# Fall factor

In lead climbing using a dynamic rope, the fall factor (f) is the ratio of the height (h) a climber falls before the climber's rope begins to stretch and the rope length (L) available to absorb the energy of the fall.

$f={\frac {h}{L}}$ ## Impact force

The impact force is defined as the maximum tension in the rope when a climber falls. Using the common rope model of an undamped harmonic oscillator (HO) the impact force Fmax in the rope is given by:

$F_{max}=mg+{\sqrt {(mg)^{2}+2mghk}}=mg+{\sqrt {(mg)^{2}+2mgEqf}}$ where mg is the climber's weight, h is the fall height and k is the spring constant of the rope. Using the elastic modulus E = k L/q which is a material constant, the impact force depends only on the fall factor f, i.e. on the ratio h/L, the cross section q of the rope, and the climber’s weight. The more rope is available, the softer the rope becomes which is just compensating the higher fall energy. The maximum force on the climber is Fmax reduced by the climber’s weight mg. The above formula can be easily obtained by the law of conservation of energy at the time of maximum tension resp. maximum elongation xmax of the rope:

$mgh={\frac {1}{2}}kx_{max}^{2}-mgx_{max}\ ;\ F_{max}=kx_{max}$ Using the HO model to obtain the impact force of real climbing ropes as a function of fall height h and climber's weight mg, one must know the experimental value for E of a given rope. However, rope manufacturers give only the rope’s impact force F0 and its static and dynamic elongations that are measured under standard UIAA fall conditions: A fall height h0 of 2 × 2.3 m with an available rope length L0 = 2.6m leads to a fall factor f0 = h0/L0 = 1.77 and a fall velocity v0 = (2gh0)1/2 = 9.5 m/s at the end of falling the distance h0. The mass m0 used in the fall is 80 kg. Using these values to eliminate the unknown quantity E leads to an expression of the impact force as a function of arbitrary fall heights h, arbitrary fall factors f, and arbitrary gravity g of the form:

$F_{max}=mg+{\sqrt {(mg)^{2}+F_{0}(F_{0}-2m_{0}g_{0}){\frac {m}{m_{0}}}{\frac {g}{g_{0}}}{\frac {f}{f_{0}}}}}$ Note that keeping g0 from the derivation of "Eq" based on UIAA test into the above Fmax formula assures that the transformation will continue to be valid for different gravity fields. This simple undamped harmonic oscillator model of a rope, however, does not correctly describe the entire fall process of real ropes. Accurate measurements on the behavior of a climbing rope during the entire fall can be explained if the undamped harmonic oscillator is complemented by a non-linear term up to the maximum impact force, and then, near the maximum force in the rope, internal friction in the rope is added that ensures the rapid relaxation of the rope to its rest position.

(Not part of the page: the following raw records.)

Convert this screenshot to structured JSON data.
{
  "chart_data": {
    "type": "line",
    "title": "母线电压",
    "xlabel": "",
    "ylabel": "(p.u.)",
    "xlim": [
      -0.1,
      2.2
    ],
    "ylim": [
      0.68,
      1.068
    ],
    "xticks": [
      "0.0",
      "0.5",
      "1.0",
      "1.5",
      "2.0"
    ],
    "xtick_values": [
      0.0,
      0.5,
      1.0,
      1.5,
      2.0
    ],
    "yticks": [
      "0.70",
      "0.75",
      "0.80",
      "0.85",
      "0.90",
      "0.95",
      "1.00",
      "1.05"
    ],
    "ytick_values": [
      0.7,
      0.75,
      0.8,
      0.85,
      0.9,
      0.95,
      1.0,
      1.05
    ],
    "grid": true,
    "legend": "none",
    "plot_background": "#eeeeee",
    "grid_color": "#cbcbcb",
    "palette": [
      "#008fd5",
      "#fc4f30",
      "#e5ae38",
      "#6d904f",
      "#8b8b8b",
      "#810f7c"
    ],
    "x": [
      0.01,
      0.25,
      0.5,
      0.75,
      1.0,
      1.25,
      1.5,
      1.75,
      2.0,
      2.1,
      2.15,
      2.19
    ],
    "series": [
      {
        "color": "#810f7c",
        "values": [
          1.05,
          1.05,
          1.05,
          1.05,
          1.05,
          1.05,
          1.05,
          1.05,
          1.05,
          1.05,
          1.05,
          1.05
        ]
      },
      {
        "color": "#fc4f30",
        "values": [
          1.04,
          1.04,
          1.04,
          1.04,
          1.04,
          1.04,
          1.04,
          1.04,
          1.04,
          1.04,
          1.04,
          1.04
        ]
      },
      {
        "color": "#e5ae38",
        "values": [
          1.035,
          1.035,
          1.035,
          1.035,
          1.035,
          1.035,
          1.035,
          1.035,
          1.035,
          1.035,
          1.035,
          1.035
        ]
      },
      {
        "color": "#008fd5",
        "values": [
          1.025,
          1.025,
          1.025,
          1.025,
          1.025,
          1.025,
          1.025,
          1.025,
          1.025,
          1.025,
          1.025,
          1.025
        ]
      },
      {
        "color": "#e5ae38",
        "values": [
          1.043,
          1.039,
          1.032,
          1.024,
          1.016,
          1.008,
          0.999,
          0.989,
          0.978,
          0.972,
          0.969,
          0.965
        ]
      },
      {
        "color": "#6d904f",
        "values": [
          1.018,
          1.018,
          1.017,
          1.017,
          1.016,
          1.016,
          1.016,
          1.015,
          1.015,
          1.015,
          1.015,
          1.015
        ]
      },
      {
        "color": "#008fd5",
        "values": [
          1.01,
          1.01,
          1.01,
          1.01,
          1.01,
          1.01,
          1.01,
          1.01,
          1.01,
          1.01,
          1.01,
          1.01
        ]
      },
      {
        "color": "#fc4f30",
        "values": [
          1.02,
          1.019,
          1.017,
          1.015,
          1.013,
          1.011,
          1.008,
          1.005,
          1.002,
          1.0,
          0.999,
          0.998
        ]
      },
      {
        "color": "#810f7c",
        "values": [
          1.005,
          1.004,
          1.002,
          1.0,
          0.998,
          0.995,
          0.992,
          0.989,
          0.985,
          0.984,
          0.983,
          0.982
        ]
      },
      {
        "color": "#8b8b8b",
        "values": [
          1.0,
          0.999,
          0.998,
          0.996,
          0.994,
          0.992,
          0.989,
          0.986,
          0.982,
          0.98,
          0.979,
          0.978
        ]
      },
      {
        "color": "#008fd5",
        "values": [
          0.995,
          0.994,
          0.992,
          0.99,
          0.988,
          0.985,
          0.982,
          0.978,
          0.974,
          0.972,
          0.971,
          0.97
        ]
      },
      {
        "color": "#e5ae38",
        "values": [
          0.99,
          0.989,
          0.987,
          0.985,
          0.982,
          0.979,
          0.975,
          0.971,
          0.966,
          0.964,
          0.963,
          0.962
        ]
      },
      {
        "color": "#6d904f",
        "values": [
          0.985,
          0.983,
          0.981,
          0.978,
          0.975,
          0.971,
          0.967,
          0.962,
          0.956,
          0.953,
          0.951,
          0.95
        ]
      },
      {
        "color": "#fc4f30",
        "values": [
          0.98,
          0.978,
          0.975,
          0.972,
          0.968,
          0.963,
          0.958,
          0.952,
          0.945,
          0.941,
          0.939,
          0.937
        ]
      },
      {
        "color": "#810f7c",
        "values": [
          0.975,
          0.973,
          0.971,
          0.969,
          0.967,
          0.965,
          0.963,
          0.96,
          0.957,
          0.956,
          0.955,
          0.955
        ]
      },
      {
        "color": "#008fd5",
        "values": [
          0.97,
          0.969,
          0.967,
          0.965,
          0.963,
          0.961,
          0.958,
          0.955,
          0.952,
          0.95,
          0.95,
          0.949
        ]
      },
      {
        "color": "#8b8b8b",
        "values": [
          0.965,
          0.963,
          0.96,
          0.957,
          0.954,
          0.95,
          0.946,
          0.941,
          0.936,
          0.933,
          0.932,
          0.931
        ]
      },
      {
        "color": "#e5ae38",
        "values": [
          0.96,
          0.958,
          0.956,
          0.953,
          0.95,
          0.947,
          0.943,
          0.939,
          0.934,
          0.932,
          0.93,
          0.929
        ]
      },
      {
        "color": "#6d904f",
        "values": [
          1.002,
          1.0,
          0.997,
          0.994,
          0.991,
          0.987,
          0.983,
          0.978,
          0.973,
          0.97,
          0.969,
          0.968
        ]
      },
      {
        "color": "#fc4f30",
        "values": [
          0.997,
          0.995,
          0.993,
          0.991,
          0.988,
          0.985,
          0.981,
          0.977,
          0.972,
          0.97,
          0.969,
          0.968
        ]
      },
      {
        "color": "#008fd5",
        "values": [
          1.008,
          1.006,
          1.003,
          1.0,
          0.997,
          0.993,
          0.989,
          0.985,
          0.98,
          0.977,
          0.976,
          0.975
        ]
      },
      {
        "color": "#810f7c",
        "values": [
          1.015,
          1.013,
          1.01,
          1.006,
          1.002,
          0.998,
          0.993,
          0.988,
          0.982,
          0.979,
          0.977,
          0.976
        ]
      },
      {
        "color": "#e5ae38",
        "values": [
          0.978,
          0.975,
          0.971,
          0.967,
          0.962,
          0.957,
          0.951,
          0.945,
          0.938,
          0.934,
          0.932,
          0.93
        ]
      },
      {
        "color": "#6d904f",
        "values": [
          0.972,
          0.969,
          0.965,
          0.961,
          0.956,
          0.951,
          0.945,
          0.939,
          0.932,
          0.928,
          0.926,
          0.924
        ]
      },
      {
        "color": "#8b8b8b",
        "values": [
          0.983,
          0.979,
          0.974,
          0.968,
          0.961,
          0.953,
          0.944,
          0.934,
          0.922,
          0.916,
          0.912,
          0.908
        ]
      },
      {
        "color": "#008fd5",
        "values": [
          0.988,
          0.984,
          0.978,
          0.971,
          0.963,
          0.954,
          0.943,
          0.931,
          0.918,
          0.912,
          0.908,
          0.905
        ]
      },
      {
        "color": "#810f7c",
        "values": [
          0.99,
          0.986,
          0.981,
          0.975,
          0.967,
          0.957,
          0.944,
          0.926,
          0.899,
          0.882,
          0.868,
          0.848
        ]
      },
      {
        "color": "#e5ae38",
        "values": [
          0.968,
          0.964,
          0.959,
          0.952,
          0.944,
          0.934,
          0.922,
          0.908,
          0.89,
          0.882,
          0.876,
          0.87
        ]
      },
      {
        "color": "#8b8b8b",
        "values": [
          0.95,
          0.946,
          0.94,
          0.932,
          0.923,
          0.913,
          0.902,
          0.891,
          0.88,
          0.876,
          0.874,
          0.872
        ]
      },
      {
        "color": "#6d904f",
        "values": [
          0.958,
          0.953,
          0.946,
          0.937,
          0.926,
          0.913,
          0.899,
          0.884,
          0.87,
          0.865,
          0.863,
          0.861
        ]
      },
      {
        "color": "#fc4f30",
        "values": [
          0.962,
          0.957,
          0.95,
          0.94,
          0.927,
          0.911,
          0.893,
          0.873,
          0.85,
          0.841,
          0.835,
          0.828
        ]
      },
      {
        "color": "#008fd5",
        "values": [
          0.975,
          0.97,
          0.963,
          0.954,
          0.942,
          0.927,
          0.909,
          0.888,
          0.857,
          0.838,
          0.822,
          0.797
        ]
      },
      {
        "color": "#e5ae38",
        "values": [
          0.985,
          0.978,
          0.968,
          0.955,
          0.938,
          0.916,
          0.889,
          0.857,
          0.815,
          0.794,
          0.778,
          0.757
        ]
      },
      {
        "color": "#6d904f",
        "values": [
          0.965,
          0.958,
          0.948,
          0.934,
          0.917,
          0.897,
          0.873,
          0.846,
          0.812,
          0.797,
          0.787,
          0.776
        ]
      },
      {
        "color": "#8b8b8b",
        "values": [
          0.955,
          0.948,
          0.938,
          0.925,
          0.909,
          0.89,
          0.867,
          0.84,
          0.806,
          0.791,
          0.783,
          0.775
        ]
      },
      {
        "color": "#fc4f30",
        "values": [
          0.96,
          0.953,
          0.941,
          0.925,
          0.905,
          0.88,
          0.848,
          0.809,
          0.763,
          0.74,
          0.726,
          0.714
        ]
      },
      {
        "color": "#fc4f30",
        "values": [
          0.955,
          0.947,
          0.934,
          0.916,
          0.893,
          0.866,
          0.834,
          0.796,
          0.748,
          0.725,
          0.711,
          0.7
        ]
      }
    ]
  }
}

When the rope is clipped into several carabiners between the climber and the belayer, an additional type of friction occurs, the so-called dry friction between the rope and particularly the last clipped carabiner. Dry friction leads to an effective rope length smaller than the available length L and thus increases the impact force. Dry friction is also responsible for the rope drag a climber has to overcome in order to move forward. It can be expressed by an effective mass of the rope that the climber has to pull which is always larger than the rope mass itself. It depends exponentially on the sum of the angles of the direction changes the climber has made.